Actuamos como si fuésemos dueños de nuestra vida, y no lo somos, por eso cuando el desastre llega el choque es mayor. Hubo un tiempo en que la humanidad renunció a toda esperanza en la vida terrenal, asumiendo el infortunio como un acontecimiento corriente. Era la época en que Pieter Brueghel, El Viejo, pintaba ejércitos de esqueletos, que esgrimiendo todo tipo de armas asaltaban en filas compactas la ciudad de los vivientes. El que no caía hoy lo hacía mañana, era imposible huir. Actualmente nos obsesionamos con la búsqueda del placer, y creemos que lo podemos obtener pero, como diría el clásico, al final “no hallamos más que miseria y muerte”.

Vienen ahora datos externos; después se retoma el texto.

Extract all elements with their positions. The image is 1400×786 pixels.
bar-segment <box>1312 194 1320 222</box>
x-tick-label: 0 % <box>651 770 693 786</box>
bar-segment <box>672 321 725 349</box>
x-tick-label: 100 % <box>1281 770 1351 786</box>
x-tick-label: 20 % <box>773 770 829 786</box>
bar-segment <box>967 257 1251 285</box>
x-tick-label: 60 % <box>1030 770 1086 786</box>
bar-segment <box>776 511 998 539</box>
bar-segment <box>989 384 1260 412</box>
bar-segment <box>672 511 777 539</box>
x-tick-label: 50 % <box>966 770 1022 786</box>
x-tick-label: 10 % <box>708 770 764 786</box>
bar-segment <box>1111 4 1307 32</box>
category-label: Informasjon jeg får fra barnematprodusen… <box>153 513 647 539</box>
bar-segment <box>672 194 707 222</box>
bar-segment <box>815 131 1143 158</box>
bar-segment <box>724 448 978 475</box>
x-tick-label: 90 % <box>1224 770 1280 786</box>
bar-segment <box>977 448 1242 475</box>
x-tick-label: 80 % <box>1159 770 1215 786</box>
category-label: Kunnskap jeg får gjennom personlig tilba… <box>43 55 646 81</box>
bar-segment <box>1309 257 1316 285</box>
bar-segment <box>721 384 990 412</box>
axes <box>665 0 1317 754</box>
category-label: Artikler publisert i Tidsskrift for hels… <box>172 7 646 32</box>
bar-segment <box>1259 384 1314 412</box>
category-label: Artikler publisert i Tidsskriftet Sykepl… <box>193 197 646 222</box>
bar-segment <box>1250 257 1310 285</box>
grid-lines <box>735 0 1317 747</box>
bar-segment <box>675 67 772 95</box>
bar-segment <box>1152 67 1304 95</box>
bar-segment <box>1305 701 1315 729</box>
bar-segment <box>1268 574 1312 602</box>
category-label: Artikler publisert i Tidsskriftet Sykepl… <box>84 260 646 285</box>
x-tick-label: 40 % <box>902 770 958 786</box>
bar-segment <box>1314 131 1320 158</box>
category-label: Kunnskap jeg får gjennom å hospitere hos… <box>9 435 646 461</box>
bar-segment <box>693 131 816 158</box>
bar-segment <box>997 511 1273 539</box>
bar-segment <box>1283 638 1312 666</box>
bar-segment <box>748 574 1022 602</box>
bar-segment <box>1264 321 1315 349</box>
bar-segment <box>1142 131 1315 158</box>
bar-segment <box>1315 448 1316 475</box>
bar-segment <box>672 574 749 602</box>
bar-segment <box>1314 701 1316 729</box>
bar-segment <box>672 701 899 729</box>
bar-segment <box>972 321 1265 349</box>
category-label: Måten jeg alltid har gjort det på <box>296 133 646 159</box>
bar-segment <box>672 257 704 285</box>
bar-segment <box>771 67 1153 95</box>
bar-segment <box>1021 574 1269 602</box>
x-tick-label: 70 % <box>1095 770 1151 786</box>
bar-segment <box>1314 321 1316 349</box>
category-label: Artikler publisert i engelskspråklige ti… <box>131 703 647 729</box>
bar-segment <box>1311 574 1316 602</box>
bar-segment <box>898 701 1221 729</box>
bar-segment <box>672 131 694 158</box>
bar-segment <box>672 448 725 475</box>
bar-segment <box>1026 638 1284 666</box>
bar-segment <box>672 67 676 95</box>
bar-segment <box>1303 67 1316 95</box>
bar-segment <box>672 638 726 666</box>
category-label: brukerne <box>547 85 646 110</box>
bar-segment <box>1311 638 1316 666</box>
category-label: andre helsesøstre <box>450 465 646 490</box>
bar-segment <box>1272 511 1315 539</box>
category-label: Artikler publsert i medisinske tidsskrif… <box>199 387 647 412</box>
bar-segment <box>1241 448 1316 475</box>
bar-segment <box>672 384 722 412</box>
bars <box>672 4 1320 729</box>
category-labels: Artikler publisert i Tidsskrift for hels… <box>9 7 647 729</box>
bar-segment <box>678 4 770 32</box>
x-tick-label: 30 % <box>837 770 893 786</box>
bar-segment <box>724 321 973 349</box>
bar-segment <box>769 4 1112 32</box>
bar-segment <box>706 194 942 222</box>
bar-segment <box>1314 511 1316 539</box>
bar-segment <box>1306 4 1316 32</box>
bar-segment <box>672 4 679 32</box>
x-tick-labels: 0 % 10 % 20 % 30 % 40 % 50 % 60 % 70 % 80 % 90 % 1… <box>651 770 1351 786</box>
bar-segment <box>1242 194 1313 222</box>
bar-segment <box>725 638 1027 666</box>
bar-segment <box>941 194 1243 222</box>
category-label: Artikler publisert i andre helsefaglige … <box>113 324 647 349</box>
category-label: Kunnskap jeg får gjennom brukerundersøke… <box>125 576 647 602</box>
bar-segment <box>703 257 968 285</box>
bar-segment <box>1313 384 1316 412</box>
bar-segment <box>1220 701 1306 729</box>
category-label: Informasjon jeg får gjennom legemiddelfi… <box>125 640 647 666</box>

Desde Madame de Châtelet a Rusell, los mejores pensadores se han preocupado de aconsejarnos sobre la felicidad. Siempre me impresionó que, para casi todos, el amor de los padres es imprescindible. Pero se ha dicho, y debe de ser verdad, que es difícil darlo si no existe también en la propia pareja. Frivolizamos sobre el amor cuando es de las pocas cosas realmente esenciales, la única al menos que puede mantenernos la ilusión de vivir, y mira que es difícil…De profundis es un canto de esperanza, y desde luego a Javier le queda Nena, toda una vida juntos, y José María, digno hijo de ambos.